C’est toujours avec une joie nouvelle que nous vivons le temps de l’Avent. Quel que soit notre âge, quelle que soit notre avancée dans la foi, l’Avent doit être pour chacun de nous synonyme de renouveau, de rajeunissement, de redécouverte. Et c’est normal, car l’Avent, c’est l’avènement de Dieu dans notre vie, c’est Dieu qui vient à notre rencontre, c’est Dieu qui vient faire du nouveau.

L’Avent nous rappelle l’importance du désir, de l’attente dans la vie chrétienne et dans la vie tout court.
« Ah ! Seigneur, si tu déchirais les cieux et si tu descendais ! » L’Avent s’est ouvert par ce cri d’un disciple d’Isaïe. Voilà le premier cri de l’homme de désir. La première déchirure, elle est dans le coeur de celui qui a reconnu sa misère et sa pauvreté, qui a compris qu’il est perdu s’il ne se laisse pas chercher et trouver et sauver par le Seigneur. Dieu a besoin de cette déchirure, Dieu a besoin des blessures de notre coeur pour qu’Il puisse y engouffrer son amour.

Oui, l’Avent doit nous mettre au diapason de Dieu, à la portée de Dieu, Lui qui vient mendier notre coeur comme un petit enfant.
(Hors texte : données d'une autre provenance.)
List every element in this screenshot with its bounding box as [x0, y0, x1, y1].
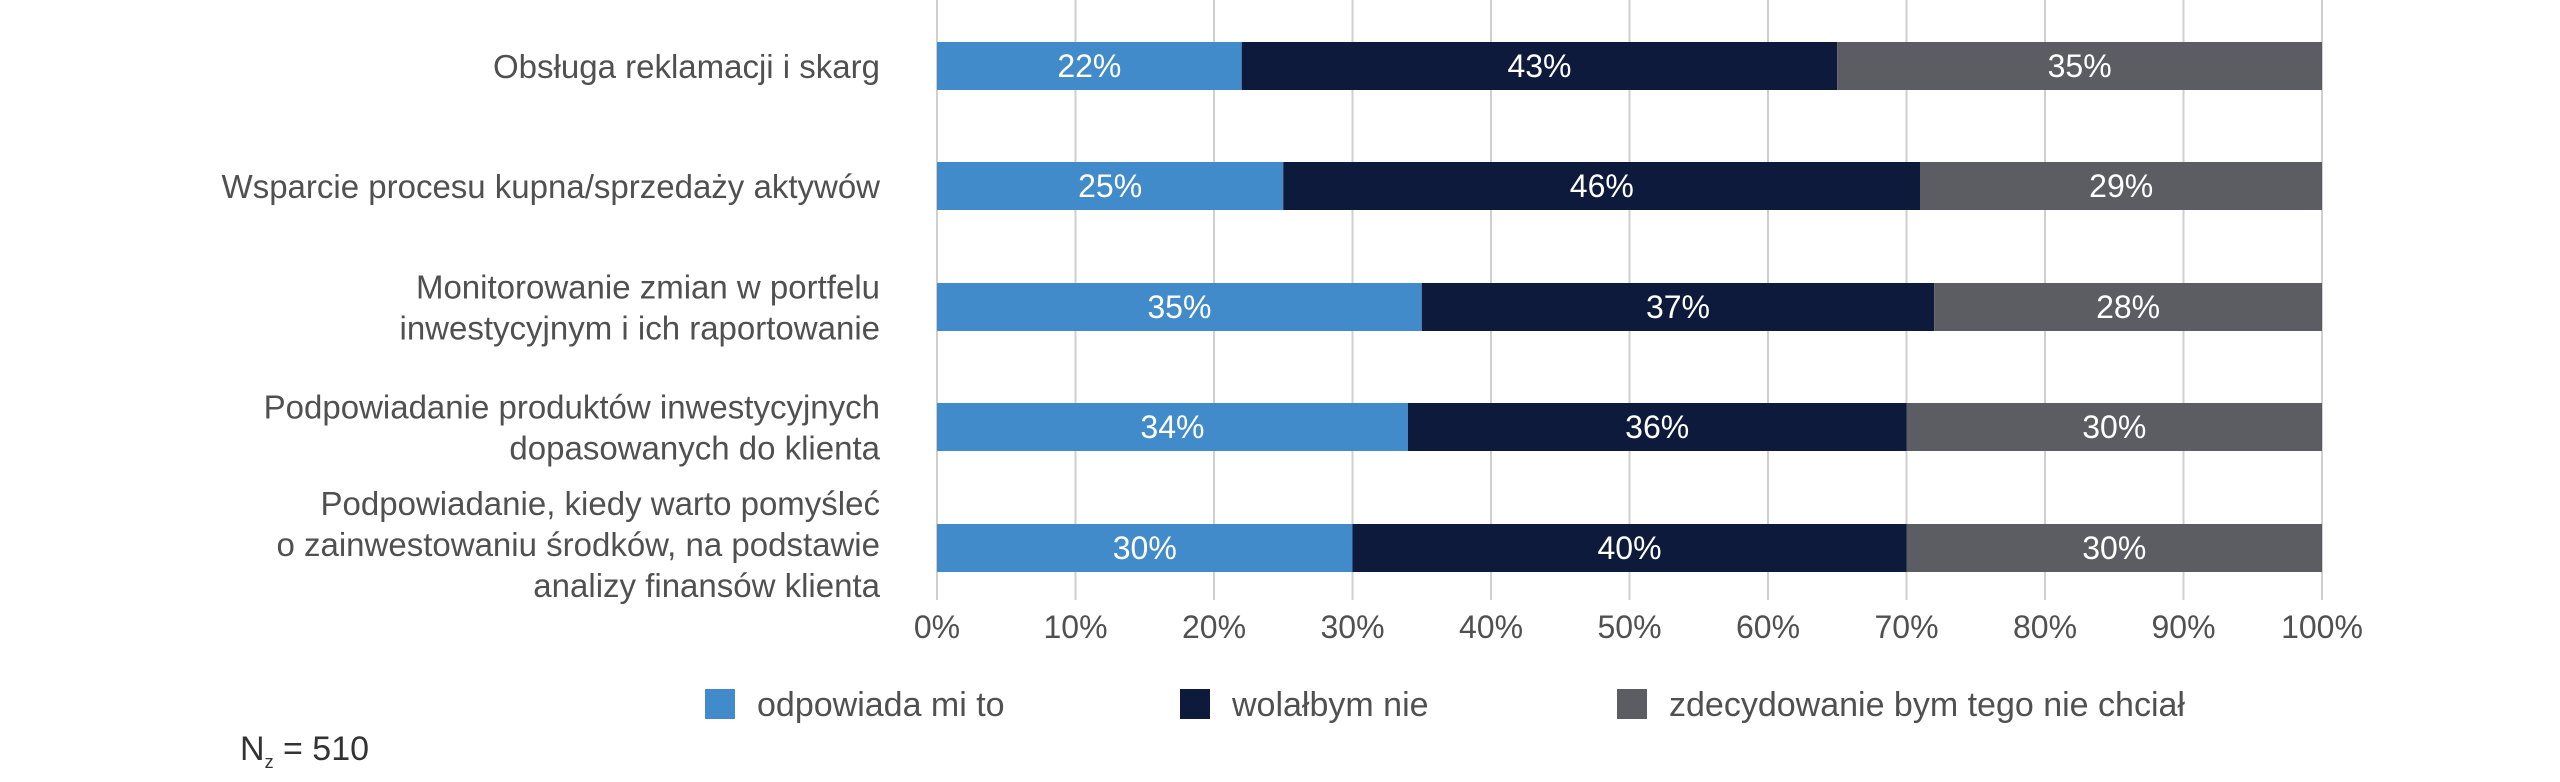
sample-size-subscript: z [264, 752, 274, 772]
bar-value-label: 35% [1147, 289, 1211, 325]
legend-swatch [705, 689, 735, 719]
bar-value-label: 29% [2089, 168, 2153, 204]
bar-segment [1934, 283, 2322, 331]
category-label: Podpowiadanie produktów inwestycyjnych do… [264, 389, 881, 467]
bar-value-label: 40% [1597, 530, 1661, 566]
x-tick-label: 30% [1320, 609, 1384, 645]
x-tick-label: 70% [1874, 609, 1938, 645]
x-tick-label: 50% [1597, 609, 1661, 645]
bar-segment [937, 42, 1242, 90]
legend-label: odpowiada mi to [757, 686, 1005, 724]
x-tick-label: 90% [2151, 609, 2215, 645]
sample-size-value: = 510 [273, 730, 370, 768]
bars [937, 42, 2322, 572]
bar-segment [1906, 403, 2322, 451]
bar-value-label: 25% [1078, 168, 1142, 204]
bar-segment [1352, 524, 1907, 572]
legend-swatch [1617, 689, 1647, 719]
x-axis-ticks: 0% 10% 20% 30% 40% 50% 60% 70% 80% 90% 100% [914, 609, 2363, 645]
legend-swatch [1180, 689, 1210, 719]
bar-value-label: 30% [2082, 530, 2146, 566]
bar-value-label: 46% [1570, 168, 1634, 204]
bar-segment [937, 403, 1408, 451]
category-label: Obsługa reklamacji i skarg [493, 48, 880, 85]
bar-value-label: 28% [2096, 289, 2160, 325]
bar-segment [1837, 42, 2322, 90]
bar-segment [1906, 524, 2322, 572]
x-tick-label: 80% [2013, 609, 2077, 645]
category-labels: Obsługa reklamacji i skarg Wsparcie proce… [222, 48, 881, 604]
bar-value-label: 30% [1113, 530, 1177, 566]
category-label: Wsparcie procesu kupna/sprzedaży aktywów [222, 168, 881, 205]
sample-size-prefix: N [240, 730, 265, 768]
x-tick-label: 40% [1459, 609, 1523, 645]
bar-value-labels: 22% 43% 35% 25% 46% 29% 35% 37% 28% 34% 36% 30% 30% 4… [1057, 48, 2160, 566]
x-tick-label: 20% [1182, 609, 1246, 645]
x-tick-label: 60% [1736, 609, 1800, 645]
legend: odpowiada mi to wolałbym nie zdecydowanie … [705, 686, 2185, 724]
bar-segment [937, 162, 1284, 210]
bar-segment [1407, 403, 1907, 451]
bar-segment [1421, 283, 1935, 331]
bar-segment [1241, 42, 1838, 90]
x-tick-label: 0% [914, 609, 960, 645]
bar-segment [1283, 162, 1921, 210]
legend-label: wolałbym nie [1231, 686, 1429, 724]
bar-value-label: 34% [1140, 409, 1204, 445]
bar-value-label: 30% [2082, 409, 2146, 445]
bar-segment [937, 283, 1422, 331]
bar-segment [937, 524, 1353, 572]
bar-value-label: 37% [1646, 289, 1710, 325]
bar-value-label: 35% [2048, 48, 2112, 84]
category-label: Podpowiadanie, kiedy warto pomyśleć o zai… [276, 485, 880, 604]
bar-segment [1920, 162, 2322, 210]
sample-size-note: Nz = 510 [240, 730, 369, 773]
x-tick-label: 10% [1043, 609, 1107, 645]
bar-value-label: 36% [1625, 409, 1689, 445]
bar-value-label: 22% [1057, 48, 1121, 84]
bar-value-label: 43% [1507, 48, 1571, 84]
category-label: Monitorowanie zmian w portfelu inwestycyj… [399, 269, 880, 347]
x-tick-label: 100% [2281, 609, 2363, 645]
legend-label: zdecydowanie bym tego nie chciał [1669, 686, 2185, 724]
Serons-nous de ceux qui croient que Noël s’achète dans les grandes surfaces… et serons-nous de ceux qui préparent Noël dans la simplicité du coeur, par une prière renouvelée (prière personnelle, prière conjugale, prière familiale, prière paroissiale), par une plus grande vigilance chrétienne, dans la fidélité aux petites choses, dans l’attention à Dieu, dans l’attention aux autres ?

Au fond, la grâce de l’Avent, c’est nous faire vivre plus intensément une dimension essentielle de la vie chrétienne que nous célébrons dans chaque Eucharistie : « Nous attendons ta venue dans la gloire ! »… « en cette vie où nous attendons la bienheureuse espérance : l’avènement de Jésus Christ notre Sauveur ! ». « Vous voyez quels hommes vous devez être (écrit saint Pierre), quelle sainteté de vie, quel respect de Dieu vous devez avoir, vous qui attendez avec tant d’impatience la venue du jour de Dieu » (2 P 3).